I started going to Temecula in the 70's when Ely Calloway started his winery. Received personal tours from him and drank his dessert wine "Sweet Nancy". His chenin blanc and sauvignon blanc were pretty good. I bought cases of it. Those days all went away after Mr Calloway sold it and started the golf club company. I have gone back out to Temecula several times and afterwards always say to my self, why did I waste my time tasting here. Area can be fun, good golf, but don't waste your time wine tasting.


My folks are in town, and since the weather was a bit chilly (mid 60s) so we bailed on the pool day and did some tastings in Temecula.  I had pretty low expectations, and for good reason, the wines were all over the place on several levels.  But the weather was beautiful, the scenery very nice and we drank plonk in nice settings.  

 First stop was Vindemia, a decent SB and voigner and a poor bdx blend and a drinkable syrah.  All over priced...the list was $98 for the bdx and something I’d expect was poured out of a jug if served blind.  

Peltzer close by was maybe a half step up...I stayed with the SB (ok), voigner (thin, acidic, watery), again a decent Syrah, and a Sangiovese and a Tempranillo that we’re both thin and acidic.

last stop, Callaway.  The bartenderess bro dealed us on the tastings, about 10 non-descript, forgettable wines.  She did a field blend reserve cab/Syrah that was fun and the NV Bella Blanc sparkler was the best of the lot by miles...ironically listed as produced and bottled in Lodi.

Overall, a fun time, but yes, as others have noted it is a touristic experience, and wine production seems is only part of the experience.  I would venture less than 50% of the fruit is actually sourced in Temecula, so the heat/dryness of the area doesn’t tell the whole story of the mediocrity of the wines.  Oh well, it made for a fun day out.

Most interesting wine I found there a couple years ago was from Cougar winery. They did the smart thing and planted all Italian grapes. Now there are a few people buying from them. Better than trying to make Cab and Riesling, which I found.

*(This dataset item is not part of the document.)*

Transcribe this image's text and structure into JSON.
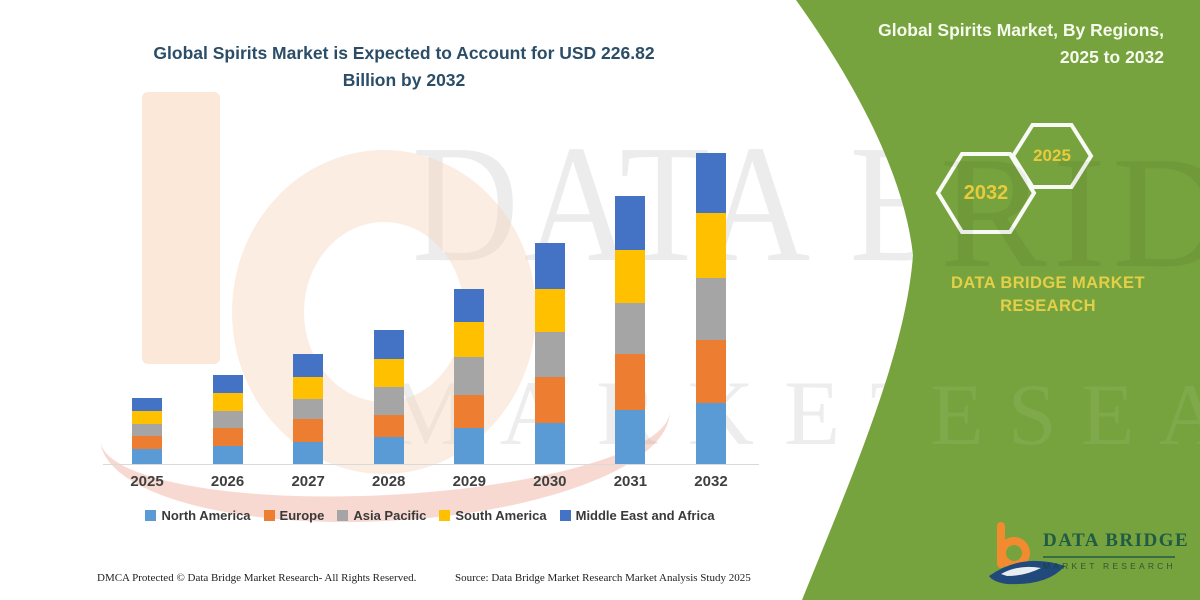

And they all know that they're pricing high, but they sell out to the bachelorette parties every weekend. It's a nice life actually - loads of young women showing up regularly, no middleman or wholesaler needed, and you live in a nice area.

jabe11 posted:

....NV Bella Blanc sparkler was the best of the lot by miles...ironically listed as produced and bottled in Lodi.....

Bulk wine.  You send them your labels, they apply them to the already bottled product.  Zippo, you've got a champagne on the menu and available for all those weddings you're booking.  I'm sure that version is better than the 'almond champagne' we can't seem to get rid of in this area.

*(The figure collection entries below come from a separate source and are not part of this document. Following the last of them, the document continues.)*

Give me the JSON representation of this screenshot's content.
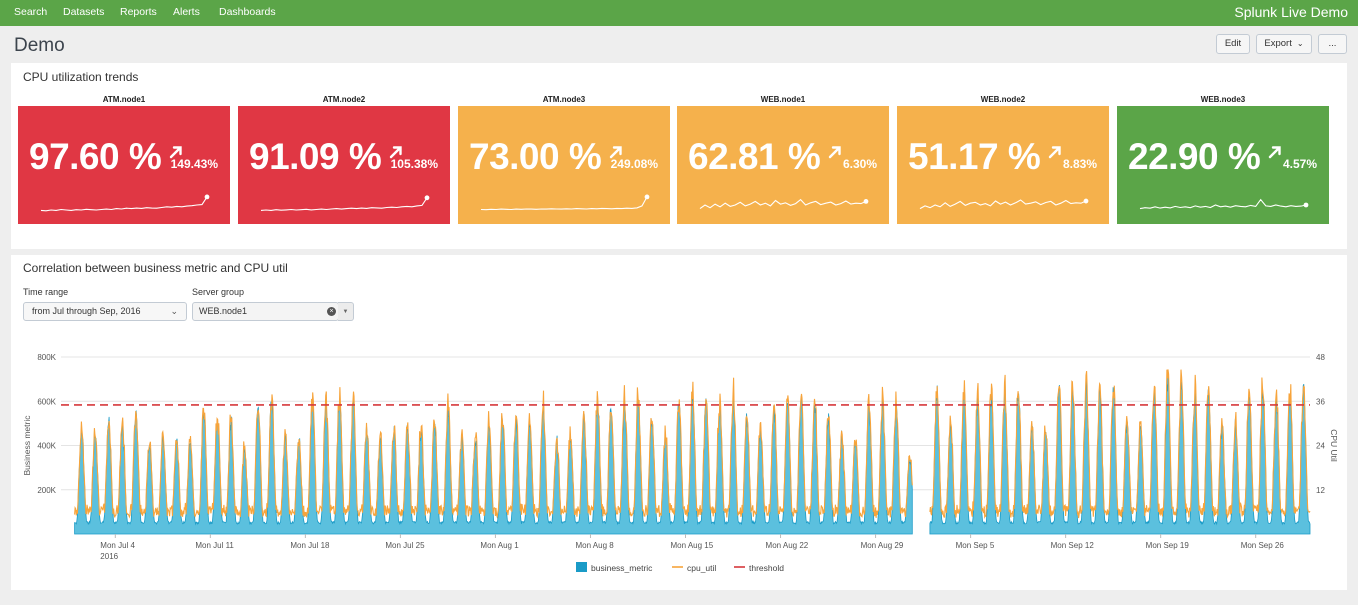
{
  "nav": {
    "items": [
      "Search",
      "Datasets",
      "Reports",
      "Alerts",
      "Dashboards"
    ],
    "brand": "Splunk Live Demo"
  },
  "page": {
    "title": "Demo",
    "edit_label": "Edit",
    "export_label": "Export",
    "more_label": "..."
  },
  "trends": {
    "title": "CPU utilization trends",
    "tiles": [
      {
        "name": "ATM.node1",
        "value": "97.60 %",
        "delta": "149.43%",
        "color": "#e03744",
        "spark": [
          0.2,
          0.18,
          0.22,
          0.2,
          0.25,
          0.22,
          0.2,
          0.24,
          0.22,
          0.26,
          0.24,
          0.22,
          0.25,
          0.27,
          0.25,
          0.3,
          0.28,
          0.32,
          0.3,
          0.33,
          0.31,
          0.35,
          0.33,
          0.32,
          0.36,
          0.4,
          0.38,
          0.42,
          0.4,
          0.44,
          0.46,
          0.5,
          0.52,
          0.95
        ]
      },
      {
        "name": "ATM.node2",
        "value": "91.09 %",
        "delta": "105.38%",
        "color": "#e03744",
        "spark": [
          0.2,
          0.22,
          0.2,
          0.24,
          0.21,
          0.23,
          0.25,
          0.22,
          0.24,
          0.26,
          0.23,
          0.25,
          0.27,
          0.25,
          0.28,
          0.3,
          0.27,
          0.3,
          0.32,
          0.3,
          0.33,
          0.31,
          0.35,
          0.34,
          0.32,
          0.36,
          0.38,
          0.36,
          0.4,
          0.42,
          0.4,
          0.45,
          0.48,
          0.9
        ]
      },
      {
        "name": "ATM.node3",
        "value": "73.00 %",
        "delta": "249.08%",
        "color": "#f5b14c",
        "spark": [
          0.25,
          0.24,
          0.26,
          0.25,
          0.27,
          0.26,
          0.25,
          0.27,
          0.26,
          0.28,
          0.27,
          0.26,
          0.28,
          0.27,
          0.29,
          0.28,
          0.27,
          0.29,
          0.28,
          0.3,
          0.29,
          0.28,
          0.3,
          0.29,
          0.31,
          0.3,
          0.29,
          0.31,
          0.3,
          0.32,
          0.31,
          0.34,
          0.45,
          0.95
        ]
      },
      {
        "name": "WEB.node1",
        "value": "62.81 %",
        "delta": "6.30%",
        "color": "#f5b14c",
        "spark": [
          0.3,
          0.5,
          0.35,
          0.55,
          0.4,
          0.6,
          0.42,
          0.5,
          0.65,
          0.45,
          0.55,
          0.7,
          0.5,
          0.6,
          0.45,
          0.75,
          0.55,
          0.62,
          0.48,
          0.58,
          0.8,
          0.5,
          0.62,
          0.7,
          0.52,
          0.6,
          0.66,
          0.5,
          0.58,
          0.72,
          0.55,
          0.6,
          0.58,
          0.7
        ]
      },
      {
        "name": "WEB.node2",
        "value": "51.17 %",
        "delta": "8.83%",
        "color": "#f5b14c",
        "spark": [
          0.3,
          0.45,
          0.35,
          0.5,
          0.4,
          0.62,
          0.42,
          0.55,
          0.7,
          0.48,
          0.6,
          0.65,
          0.5,
          0.58,
          0.45,
          0.72,
          0.55,
          0.66,
          0.5,
          0.62,
          0.78,
          0.55,
          0.6,
          0.68,
          0.52,
          0.64,
          0.7,
          0.5,
          0.6,
          0.75,
          0.58,
          0.62,
          0.6,
          0.72
        ]
      },
      {
        "name": "WEB.node3",
        "value": "22.90 %",
        "delta": "4.57%",
        "color": "#5ba548",
        "spark": [
          0.3,
          0.35,
          0.32,
          0.4,
          0.33,
          0.38,
          0.34,
          0.42,
          0.36,
          0.4,
          0.35,
          0.45,
          0.38,
          0.42,
          0.36,
          0.5,
          0.4,
          0.44,
          0.38,
          0.46,
          0.42,
          0.4,
          0.48,
          0.42,
          0.8,
          0.45,
          0.42,
          0.5,
          0.44,
          0.4,
          0.46,
          0.42,
          0.44,
          0.5
        ]
      }
    ]
  },
  "correlation": {
    "title": "Correlation between business metric and CPU util",
    "time_range_label": "Time range",
    "time_range_value": "from Jul through Sep, 2016",
    "server_group_label": "Server group",
    "server_group_value": "WEB.node1"
  },
  "chart_data": {
    "type": "area",
    "xlabel": "",
    "ylabel": "Business metric",
    "y2label": "CPU Util",
    "x_ticks": [
      "Mon Jul 4",
      "Mon Jul 11",
      "Mon Jul 18",
      "Mon Jul 25",
      "Mon Aug 1",
      "Mon Aug 8",
      "Mon Aug 15",
      "Mon Aug 22",
      "Mon Aug 29",
      "Mon Sep 5",
      "Mon Sep 12",
      "Mon Sep 19",
      "Mon Sep 26"
    ],
    "x_tick_year": "2016",
    "y_ticks": [
      "200K",
      "400K",
      "600K",
      "800K"
    ],
    "y2_ticks": [
      "12",
      "24",
      "36",
      "48"
    ],
    "ylim": [
      0,
      800000
    ],
    "y2lim": [
      0,
      48
    ],
    "threshold": 35,
    "legend_position": "bottom",
    "legend": [
      "business_metric",
      "cpu_util",
      "threshold"
    ],
    "series_colors": {
      "business_metric": "#1a9bc7",
      "business_metric_fill": "#5bc0de",
      "cpu_util": "#f7a43b",
      "threshold": "#d6393c"
    },
    "x_range": [
      "2016-06-30",
      "2016-09-30"
    ],
    "gap": [
      "2016-08-31",
      "2016-09-01"
    ],
    "daily_peak_business": [
      [
        "2016-07-01",
        480000
      ],
      [
        "2016-07-02",
        470000
      ],
      [
        "2016-07-03",
        500000
      ],
      [
        "2016-07-04",
        490000
      ],
      [
        "2016-07-05",
        560000
      ],
      [
        "2016-07-06",
        420000
      ],
      [
        "2016-07-07",
        430000
      ],
      [
        "2016-07-08",
        420000
      ],
      [
        "2016-07-09",
        410000
      ],
      [
        "2016-07-10",
        550000
      ],
      [
        "2016-07-11",
        530000
      ],
      [
        "2016-07-12",
        500000
      ],
      [
        "2016-07-13",
        380000
      ],
      [
        "2016-07-14",
        560000
      ],
      [
        "2016-07-15",
        610000
      ],
      [
        "2016-07-16",
        440000
      ],
      [
        "2016-07-17",
        430000
      ],
      [
        "2016-07-18",
        600000
      ],
      [
        "2016-07-19",
        590000
      ],
      [
        "2016-07-20",
        610000
      ],
      [
        "2016-07-21",
        600000
      ],
      [
        "2016-07-22",
        480000
      ],
      [
        "2016-07-23",
        430000
      ],
      [
        "2016-07-24",
        470000
      ],
      [
        "2016-07-25",
        480000
      ],
      [
        "2016-07-26",
        470000
      ],
      [
        "2016-07-27",
        500000
      ],
      [
        "2016-07-28",
        560000
      ],
      [
        "2016-07-29",
        430000
      ],
      [
        "2016-07-30",
        430000
      ],
      [
        "2016-07-31",
        490000
      ],
      [
        "2016-08-01",
        530000
      ],
      [
        "2016-08-02",
        520000
      ],
      [
        "2016-08-03",
        500000
      ],
      [
        "2016-08-04",
        570000
      ],
      [
        "2016-08-05",
        420000
      ],
      [
        "2016-08-06",
        440000
      ],
      [
        "2016-08-07",
        520000
      ],
      [
        "2016-08-08",
        600000
      ],
      [
        "2016-08-09",
        560000
      ],
      [
        "2016-08-10",
        600000
      ],
      [
        "2016-08-11",
        610000
      ],
      [
        "2016-08-12",
        520000
      ],
      [
        "2016-08-13",
        440000
      ],
      [
        "2016-08-14",
        600000
      ],
      [
        "2016-08-15",
        620000
      ],
      [
        "2016-08-16",
        610000
      ],
      [
        "2016-08-17",
        590000
      ],
      [
        "2016-08-18",
        620000
      ],
      [
        "2016-08-19",
        520000
      ],
      [
        "2016-08-20",
        480000
      ],
      [
        "2016-08-21",
        570000
      ],
      [
        "2016-08-22",
        610000
      ],
      [
        "2016-08-23",
        600000
      ],
      [
        "2016-08-24",
        580000
      ],
      [
        "2016-08-25",
        530000
      ],
      [
        "2016-08-26",
        440000
      ],
      [
        "2016-08-27",
        430000
      ],
      [
        "2016-08-28",
        570000
      ],
      [
        "2016-08-29",
        590000
      ],
      [
        "2016-08-30",
        580000
      ],
      [
        "2016-08-31",
        340000
      ],
      [
        "2016-09-02",
        640000
      ],
      [
        "2016-09-03",
        500000
      ],
      [
        "2016-09-04",
        640000
      ],
      [
        "2016-09-05",
        600000
      ],
      [
        "2016-09-06",
        620000
      ],
      [
        "2016-09-07",
        640000
      ],
      [
        "2016-09-08",
        640000
      ],
      [
        "2016-09-09",
        470000
      ],
      [
        "2016-09-10",
        480000
      ],
      [
        "2016-09-11",
        640000
      ],
      [
        "2016-09-12",
        650000
      ],
      [
        "2016-09-13",
        660000
      ],
      [
        "2016-09-14",
        640000
      ],
      [
        "2016-09-15",
        650000
      ],
      [
        "2016-09-16",
        520000
      ],
      [
        "2016-09-17",
        470000
      ],
      [
        "2016-09-18",
        660000
      ],
      [
        "2016-09-19",
        700000
      ],
      [
        "2016-09-20",
        650000
      ],
      [
        "2016-09-21",
        630000
      ],
      [
        "2016-09-22",
        640000
      ],
      [
        "2016-09-23",
        480000
      ],
      [
        "2016-09-24",
        490000
      ],
      [
        "2016-09-25",
        630000
      ],
      [
        "2016-09-26",
        650000
      ],
      [
        "2016-09-27",
        610000
      ],
      [
        "2016-09-28",
        630000
      ],
      [
        "2016-09-29",
        640000
      ],
      [
        "2016-09-30",
        500000
      ]
    ]
  }
}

JABE, those were definitely three of the lower end wineries in Temecula. Callaway gets by because of their golfing calling card (a relationship that ended years ago) and the wine is some of the worst. I don't even consider Peltzer a winery - it's more of a farm. I do like Vindemia only because I know the owner and employees. But you are right the pricing is absurd. BTW that Viognier is from Santa Ynez =) Cougar does some interesting white varietals - a Falaghina and Arneis. I did not like their attempts at italian red wine.

I would suggest a couple wineries: Palumbo (a really good Brunello clone), Renzoni (mostly italian varietals), Lorenzi (good but way overpriced), and Lorimar. But everywhere you go the wine is some hit, some miss, generally crowded on the weekends and vastly overpriced for the quality.